Mais cela fait deux manip. supplémentaires qui étaient faciles avant : pour redimensionner les pièces jointes c'était aussi facile que sous Iphoto avant d'envoyer le mail en partage intégré : juste un curseur... Et pour la taille du mail, elle était directement affichée... :love:

Et le but de l'évolution des logiciels n'est-il pas de faciliter les manips. et non pas en rajouter   

Pour ça que sur certains points la "pomme" a quant même quelques vers   
(même si je l'aime toujours...) :love:


----------



## pascalformac (9 Août 2013)

remarque , si on pousse un peu  des retaillages de pj ne devraient pas etre à faire du tout 
car
1 l'email n'est pas fait pour envoi de gros fichiers
(et gros ici pouvant etre ...très petit , tout depend du tuyau des services emails , et certains archaiques sont encore limités à genre  5 mo)

2-il y a des tonnes d'options pour faire autrement
(à la dropbox  evernote, galerie et autres espaces en ligne)
on donne le lien du dit fichier
c'est particulierement bienvenue coté destinataire

exemple 
 quand on n'a pas envie ni besoin  de recevoir et downloader  200 photos (de vacances de la belle mère etc)  ,tout en asouhaitant y jeter un oeil et ensuite en prendre que 1 ou 2 sur les 200


ps idem avec la video" soit disant marrante" envoyée en fichier
 ( chat qui tombe , justin bieber qui tente une phrase intelligente  etc)


----------



## Djacks786 (9 Août 2013)

Et bien tu viens de mettre le "doigt dessus"... 

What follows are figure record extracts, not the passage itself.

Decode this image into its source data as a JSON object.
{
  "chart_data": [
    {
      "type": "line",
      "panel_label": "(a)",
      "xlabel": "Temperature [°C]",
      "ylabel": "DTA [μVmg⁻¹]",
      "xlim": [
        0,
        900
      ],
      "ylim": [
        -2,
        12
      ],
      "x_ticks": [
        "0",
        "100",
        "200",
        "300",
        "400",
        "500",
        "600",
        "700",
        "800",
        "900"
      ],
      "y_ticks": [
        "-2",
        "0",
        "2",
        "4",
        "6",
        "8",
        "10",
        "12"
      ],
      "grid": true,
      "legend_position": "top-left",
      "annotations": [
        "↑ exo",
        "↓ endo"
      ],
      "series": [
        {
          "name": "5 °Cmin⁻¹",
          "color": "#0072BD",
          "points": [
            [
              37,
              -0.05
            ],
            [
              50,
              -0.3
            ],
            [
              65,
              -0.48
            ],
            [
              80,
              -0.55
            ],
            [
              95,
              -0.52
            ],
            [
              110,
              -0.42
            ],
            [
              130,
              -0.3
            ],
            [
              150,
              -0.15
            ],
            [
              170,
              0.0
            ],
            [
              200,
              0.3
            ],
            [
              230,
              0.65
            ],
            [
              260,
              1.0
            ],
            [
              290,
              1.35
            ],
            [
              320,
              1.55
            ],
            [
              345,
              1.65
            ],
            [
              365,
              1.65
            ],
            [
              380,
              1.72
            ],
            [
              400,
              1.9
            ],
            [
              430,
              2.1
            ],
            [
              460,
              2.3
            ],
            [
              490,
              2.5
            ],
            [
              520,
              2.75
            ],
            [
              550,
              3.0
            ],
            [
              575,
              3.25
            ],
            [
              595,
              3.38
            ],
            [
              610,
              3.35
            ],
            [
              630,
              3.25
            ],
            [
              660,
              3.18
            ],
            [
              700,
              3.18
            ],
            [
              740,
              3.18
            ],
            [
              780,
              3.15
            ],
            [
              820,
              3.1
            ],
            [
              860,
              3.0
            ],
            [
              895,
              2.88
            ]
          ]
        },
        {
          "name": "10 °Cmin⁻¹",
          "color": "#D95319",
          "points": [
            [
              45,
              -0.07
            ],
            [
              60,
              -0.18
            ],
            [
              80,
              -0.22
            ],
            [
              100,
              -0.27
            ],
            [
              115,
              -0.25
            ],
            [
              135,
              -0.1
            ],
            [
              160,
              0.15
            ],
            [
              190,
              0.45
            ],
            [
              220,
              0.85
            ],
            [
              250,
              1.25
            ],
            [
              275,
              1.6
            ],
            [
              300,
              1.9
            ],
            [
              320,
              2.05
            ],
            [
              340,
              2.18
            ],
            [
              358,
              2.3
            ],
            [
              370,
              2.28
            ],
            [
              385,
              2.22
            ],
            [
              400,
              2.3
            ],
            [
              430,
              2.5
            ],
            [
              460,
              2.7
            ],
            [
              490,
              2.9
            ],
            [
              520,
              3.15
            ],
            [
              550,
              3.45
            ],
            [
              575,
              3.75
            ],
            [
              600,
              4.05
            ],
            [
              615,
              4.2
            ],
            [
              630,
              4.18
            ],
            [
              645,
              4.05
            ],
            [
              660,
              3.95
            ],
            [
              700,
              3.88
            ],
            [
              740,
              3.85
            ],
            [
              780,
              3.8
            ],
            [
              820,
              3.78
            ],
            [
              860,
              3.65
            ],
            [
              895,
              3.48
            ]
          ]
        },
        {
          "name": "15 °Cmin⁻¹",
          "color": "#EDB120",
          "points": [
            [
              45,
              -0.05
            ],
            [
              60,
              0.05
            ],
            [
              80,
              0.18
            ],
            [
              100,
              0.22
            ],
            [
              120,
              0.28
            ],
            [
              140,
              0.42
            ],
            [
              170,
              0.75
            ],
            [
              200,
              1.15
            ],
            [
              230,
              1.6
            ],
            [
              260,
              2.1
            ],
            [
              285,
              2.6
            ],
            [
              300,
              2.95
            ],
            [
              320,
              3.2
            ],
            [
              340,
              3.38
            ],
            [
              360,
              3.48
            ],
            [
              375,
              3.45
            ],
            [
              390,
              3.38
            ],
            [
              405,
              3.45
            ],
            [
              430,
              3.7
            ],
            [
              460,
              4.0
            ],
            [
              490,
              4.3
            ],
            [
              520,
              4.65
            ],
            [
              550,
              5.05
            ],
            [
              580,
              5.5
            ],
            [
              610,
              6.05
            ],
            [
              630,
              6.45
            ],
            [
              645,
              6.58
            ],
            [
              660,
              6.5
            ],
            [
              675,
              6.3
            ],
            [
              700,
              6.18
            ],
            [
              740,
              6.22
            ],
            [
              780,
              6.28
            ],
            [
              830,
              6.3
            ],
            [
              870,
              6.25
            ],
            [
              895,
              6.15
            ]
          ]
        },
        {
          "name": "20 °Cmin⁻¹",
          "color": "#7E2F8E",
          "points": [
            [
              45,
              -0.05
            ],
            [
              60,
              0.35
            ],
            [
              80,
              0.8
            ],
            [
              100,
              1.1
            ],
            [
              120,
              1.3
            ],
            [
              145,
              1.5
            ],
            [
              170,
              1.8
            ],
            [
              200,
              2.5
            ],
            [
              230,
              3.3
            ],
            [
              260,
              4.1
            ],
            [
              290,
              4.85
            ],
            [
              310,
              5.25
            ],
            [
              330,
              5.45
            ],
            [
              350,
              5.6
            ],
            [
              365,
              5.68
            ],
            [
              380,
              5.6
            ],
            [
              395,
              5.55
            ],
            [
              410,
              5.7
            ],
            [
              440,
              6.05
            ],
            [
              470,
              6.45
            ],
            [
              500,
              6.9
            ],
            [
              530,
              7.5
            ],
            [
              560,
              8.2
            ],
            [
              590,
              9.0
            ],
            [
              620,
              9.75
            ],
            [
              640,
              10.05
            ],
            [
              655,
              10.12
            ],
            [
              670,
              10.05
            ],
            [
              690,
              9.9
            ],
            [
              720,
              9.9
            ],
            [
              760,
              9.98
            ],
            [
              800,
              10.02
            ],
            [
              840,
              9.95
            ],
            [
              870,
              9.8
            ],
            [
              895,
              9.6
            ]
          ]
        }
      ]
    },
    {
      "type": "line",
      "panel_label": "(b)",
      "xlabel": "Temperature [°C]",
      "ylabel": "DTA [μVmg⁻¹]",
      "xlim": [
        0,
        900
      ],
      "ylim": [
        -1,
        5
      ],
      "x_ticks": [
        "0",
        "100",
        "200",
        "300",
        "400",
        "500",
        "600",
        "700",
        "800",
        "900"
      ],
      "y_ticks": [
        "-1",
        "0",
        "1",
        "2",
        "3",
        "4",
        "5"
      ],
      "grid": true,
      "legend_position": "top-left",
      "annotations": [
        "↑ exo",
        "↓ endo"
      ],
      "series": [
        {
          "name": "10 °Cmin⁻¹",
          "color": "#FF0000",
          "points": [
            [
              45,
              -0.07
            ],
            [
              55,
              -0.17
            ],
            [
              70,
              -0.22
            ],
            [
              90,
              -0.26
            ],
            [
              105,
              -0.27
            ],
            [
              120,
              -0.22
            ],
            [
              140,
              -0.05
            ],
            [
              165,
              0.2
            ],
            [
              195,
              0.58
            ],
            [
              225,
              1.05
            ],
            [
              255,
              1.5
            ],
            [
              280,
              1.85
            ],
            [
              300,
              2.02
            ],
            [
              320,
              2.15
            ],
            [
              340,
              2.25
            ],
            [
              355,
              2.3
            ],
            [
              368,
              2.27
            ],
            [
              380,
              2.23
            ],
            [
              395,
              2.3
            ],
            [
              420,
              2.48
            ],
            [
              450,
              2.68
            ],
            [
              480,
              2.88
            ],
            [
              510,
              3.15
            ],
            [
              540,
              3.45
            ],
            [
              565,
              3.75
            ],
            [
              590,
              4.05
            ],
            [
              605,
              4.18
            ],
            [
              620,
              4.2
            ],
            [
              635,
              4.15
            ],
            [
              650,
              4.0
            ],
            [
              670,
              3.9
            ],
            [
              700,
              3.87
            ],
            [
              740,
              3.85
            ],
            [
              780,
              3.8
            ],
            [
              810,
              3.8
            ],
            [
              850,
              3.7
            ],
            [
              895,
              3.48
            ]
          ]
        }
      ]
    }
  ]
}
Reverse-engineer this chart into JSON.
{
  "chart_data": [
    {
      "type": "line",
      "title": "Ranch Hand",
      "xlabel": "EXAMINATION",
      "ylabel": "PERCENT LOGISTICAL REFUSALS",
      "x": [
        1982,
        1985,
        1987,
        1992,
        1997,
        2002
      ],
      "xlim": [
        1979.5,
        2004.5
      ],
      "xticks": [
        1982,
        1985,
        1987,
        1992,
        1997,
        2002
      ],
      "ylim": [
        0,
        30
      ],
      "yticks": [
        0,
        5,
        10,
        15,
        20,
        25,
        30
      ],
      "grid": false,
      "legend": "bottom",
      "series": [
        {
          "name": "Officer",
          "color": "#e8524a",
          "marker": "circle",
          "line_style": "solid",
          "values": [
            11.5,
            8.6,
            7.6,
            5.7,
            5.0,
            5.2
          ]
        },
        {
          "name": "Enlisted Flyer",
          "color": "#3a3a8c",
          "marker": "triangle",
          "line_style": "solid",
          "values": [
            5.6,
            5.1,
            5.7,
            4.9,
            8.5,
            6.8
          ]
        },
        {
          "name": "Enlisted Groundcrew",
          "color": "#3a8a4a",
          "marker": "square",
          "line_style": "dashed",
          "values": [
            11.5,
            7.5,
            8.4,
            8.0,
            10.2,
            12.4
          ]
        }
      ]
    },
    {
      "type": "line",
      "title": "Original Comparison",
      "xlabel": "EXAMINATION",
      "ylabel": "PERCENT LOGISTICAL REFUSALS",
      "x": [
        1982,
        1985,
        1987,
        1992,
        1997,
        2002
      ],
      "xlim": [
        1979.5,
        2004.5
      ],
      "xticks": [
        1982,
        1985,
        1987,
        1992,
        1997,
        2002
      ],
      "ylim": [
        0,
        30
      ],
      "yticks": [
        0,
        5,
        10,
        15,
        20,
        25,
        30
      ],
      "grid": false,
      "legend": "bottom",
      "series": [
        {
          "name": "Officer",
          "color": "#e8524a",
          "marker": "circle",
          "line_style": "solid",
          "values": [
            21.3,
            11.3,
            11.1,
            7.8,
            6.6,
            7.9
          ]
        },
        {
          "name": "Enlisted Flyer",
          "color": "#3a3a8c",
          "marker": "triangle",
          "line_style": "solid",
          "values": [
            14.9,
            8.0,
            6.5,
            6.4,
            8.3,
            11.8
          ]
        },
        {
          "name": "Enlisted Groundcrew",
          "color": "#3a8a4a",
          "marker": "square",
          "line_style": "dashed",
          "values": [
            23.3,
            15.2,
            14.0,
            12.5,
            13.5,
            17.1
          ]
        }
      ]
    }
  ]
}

En fait, je suis en Nouvelle-Calédonie (et c'est toujours la France...) nos FAI sont tous archaïque : effectivement pas plus de 5Mo et des fois dans des boites les serveurs limitent à 3Mo...  

C'est donc très vite atteint : d'où mes recherches (qui ne servent donc plus) pour retrouver cette fonctionnalité simple car elle m'est fort utile dans mon job... 

De surcroit, certains serveur d'entreprises ne t'envoient pas un mail d'erreur lorsque le message n'a pas été délivré à cause d'une pièce trop importante (ou d'une somme de pj), même si le total n'exède pas 3 Mo...   

Et effectivement, j'utilise dropbox 

Pour mettre en perspective tout cela, il faut savoir qu'au domicile, le max du débit net est actuellement pour quelques privilégié de 4Mbit et que le plus courant c'est 2Mbit !!! et on paye pour cela l'équivalent de prêt de 60 euros par mois (oui : 60 euros pour 2Mb ) !!!    

D'où mes recherches pour optimiser mes systèmes... Et éviter les manips supplémentaires... 

Comme on dit : à défaut de grive, on mange des Merles ; en Calédonie ce sont des cerfs (à prononcer : cerfe) ; et bientôt on mange des "Pommes" (comme disait Chichi)...


----------



## pascalformac (9 Août 2013)

je remarque que fort diplomatiquement tu ne parles pas de  la belle mère ( tu tiens à rester vivant) 

et si ca se trouve en plus la belle doche utilise incredimail
( la merveilleuse usine à gaz pour faire des emails facon page web des années 2000)


----------